Deployed in a broad double line, the horsemen began to canter forward across the last distance of open country. Mist streamed in their wake as they closed with the milling horde. Castus rode on their right flank, his standard whipping behind him. Already many of the barbarians were throwing down their weapons, raising their arms in surrender. The legionaries had formed all along the riverbank now, a wall of shields pressing steadily forward. Some of the raiders, bullied by the screams of the chiefs, tried to stand and fight, but Castus could see that their resistance would be brief and futile. All that remained now was submission, or massacre.
He heard Dexter shouting: ‘At them! They’re breaking!’
Then the trumpets sounded charge, and the moving wall of horsemen let out a single roaring yell as they began to gallop.
CHAPTER VIII
The biarchus of the Numerus Sarmatorum had a smear of drying blood on his face – not his own, Castus guessed – and a ferocious look in his eyes. His bronze scale cuirass glittered in the sun as he rode up to make his report.
‘Dominus! We killed over fifty, took about eighty prisoners and liberated thirty-four of their captives.’
Liberated, Castus thought: an odd term. Most of the people taken by the raiders were probably slaves and tenant farmers, now to be returned to their masters.
‘What about your own losses?’
The biarchus shrugged. ‘Four dead, seven wounded, dominus!’
Castus dismissed him with a nod. Messengers from the other units were bringing their
own tallies: the captives must surely number over two hundred. The slain, a great many more. Nobody so far could estimate how many barbarians had slipped away across the river.
‘Dominus!’ said the centurion commanding the detachment of the Thirtieth Legion. ‘We took twenty-eight prisoner and killed around the same. Only minor wounds on our side. Navarch Senecio reports a large mass of Franks gathered on the far bank. About a thousand, he says, women and children among them.’
They must have been waiting to greet their menfolk on their return from the raids.
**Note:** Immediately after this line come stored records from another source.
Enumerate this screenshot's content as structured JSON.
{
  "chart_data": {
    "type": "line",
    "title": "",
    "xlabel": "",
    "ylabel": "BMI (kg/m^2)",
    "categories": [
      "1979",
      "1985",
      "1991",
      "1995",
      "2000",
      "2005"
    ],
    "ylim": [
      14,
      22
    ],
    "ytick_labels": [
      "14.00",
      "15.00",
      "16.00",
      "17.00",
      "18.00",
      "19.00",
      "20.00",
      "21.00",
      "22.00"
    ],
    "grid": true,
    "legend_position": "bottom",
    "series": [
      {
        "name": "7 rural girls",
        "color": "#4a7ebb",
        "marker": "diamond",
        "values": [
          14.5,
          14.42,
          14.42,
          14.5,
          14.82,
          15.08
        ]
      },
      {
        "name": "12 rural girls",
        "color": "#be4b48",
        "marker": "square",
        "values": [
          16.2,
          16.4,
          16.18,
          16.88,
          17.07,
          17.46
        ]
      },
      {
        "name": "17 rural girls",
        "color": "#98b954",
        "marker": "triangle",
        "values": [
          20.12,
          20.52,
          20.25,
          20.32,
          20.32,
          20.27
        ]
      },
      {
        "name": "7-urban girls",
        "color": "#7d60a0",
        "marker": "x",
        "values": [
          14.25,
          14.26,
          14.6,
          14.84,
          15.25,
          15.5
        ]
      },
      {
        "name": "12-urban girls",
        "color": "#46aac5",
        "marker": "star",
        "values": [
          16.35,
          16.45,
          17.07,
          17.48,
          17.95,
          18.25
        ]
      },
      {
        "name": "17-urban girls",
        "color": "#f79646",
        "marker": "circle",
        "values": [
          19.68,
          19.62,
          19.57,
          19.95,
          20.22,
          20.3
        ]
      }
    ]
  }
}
They would be getting a different sort of greeting soon enough. Castus commended the centurion: he had not expected much from the garrison troops of the Thirtieth that had come down the river by barge. They had been a show of force, but that was all that had been required.
Now that the fighting was done, Castus’s mood of elation had shifted to a chilled sobriety. He was used to feeling shaken after a fight, sickened even, all the dread suppressed by action now climbing through his body, making his guts heave and his hands tremble. But he had never felt this sense of cold dislocation before, this terrible emptiness.
Beneath him his horse still sweated and trembled after the charge through the mist. Little mist remained now; the meadows along the riverbank steamed. Bodies lay scattered on the turf, the blood looking very bright in the morning sun. Further from the river, the scene resembled a livestock market as the soldiers rounded up stolen cattle and sheep, pigs and even chickens. A slave market too: the surviving Franks were herded together in pens of spearmen, stripped of their weapons, their belts and boots, in many cases even the clothes on their backs. Heaps of seized weapons and plunder lay on the grass. Castus watched dispassionately. He felt only an oily sense of nausea, a vague shame at what he had directed.